Mitgefühlsmüdigkeit

Mitgefühlsmüdigkeit

Man kann sich den Auswirkungen kaum entziehen, den ein enger Kontakt mit leidenden Menschen hat. Wenn man sich in sie einfühlt, entsteht als natürliche Reaktion Mitgefühl, definiert als der Impuls, ihr Leiden zu lindern und zu helfen. Wenn dieses Helfen überfordert, entsteht Mitgefühls-Stress. Wenn dieser Stress über längere Zeit anhält, führt er zu Mitgefühlsmüdigkeit. Sie kann bei professionellen Helfern auftreten aber u. a. auch bei pflegenden Angehörigen. Mitgefühlsmüdigkeit tritt als Spezialform von Burnout im Feld der Arbeit mit intensiv leidenden Menschen auf. Aus der Sicht der buddhistischen Psychologie wirkt Mitgefühl nicht ermüdend, es kann im Gegenteil sogar Kraft und Energie geben. Helfende verausgaben und erschöpfen sich insbesondere dann, wenn sie auf das Ergebnis ihrer Bemühungen fixiert sind und sich beispielsweise von deren Erfolg und von Anerkennung abhängig machen. In diesem Fall ist es treffender, von Anhaftungsmüdigkeit zu sprechen (Germer 2010, S. 221-222).

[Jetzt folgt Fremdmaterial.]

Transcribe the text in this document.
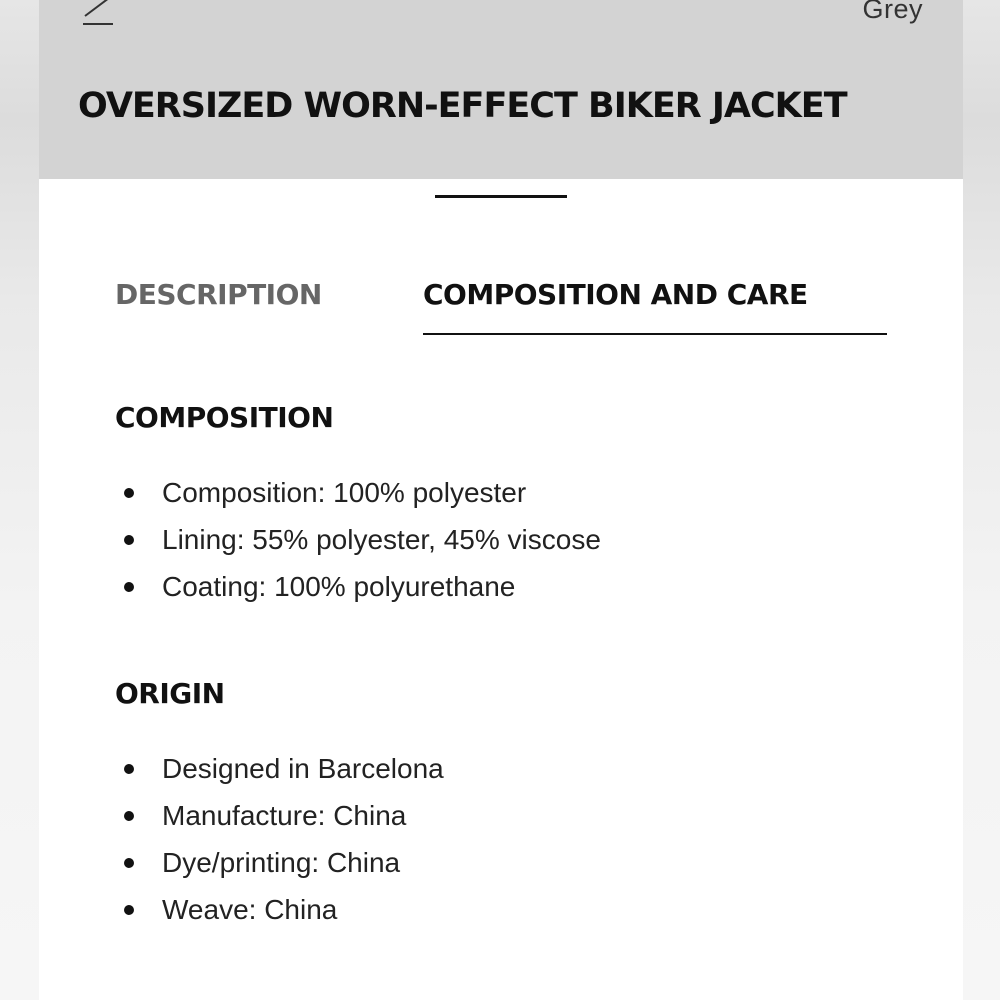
Grey
OVERSIZED WORN-EFFECT BIKER JACKET
DESCRIPTION	COMPOSITION AND CARE
COMPOSITION
Composition: 100% polyester
Lining: 55% polyester, 45% viscose
Coating: 100% polyurethane
ORIGIN
Designed in Barcelona
Manufacture: China
Dye/printing: China
Weave: China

Harrer (2013) Burnout und Achtsamkeit, Glossar

Der Begriff der Mitgefühlsmüdigigkeit (Compassion fatigue) wurde von Charles Figley (1995) geprägt und meint jene Symptomatik, die in der professionellen Arbeit mit traumatisierten Menschen auftreten kann. Er steht mehr oder weniger synonym mit dem Begriff der sekundären Traumatisierung bzw. dem sekundären posttraumatischen Belastungssyndrom (SPTBS).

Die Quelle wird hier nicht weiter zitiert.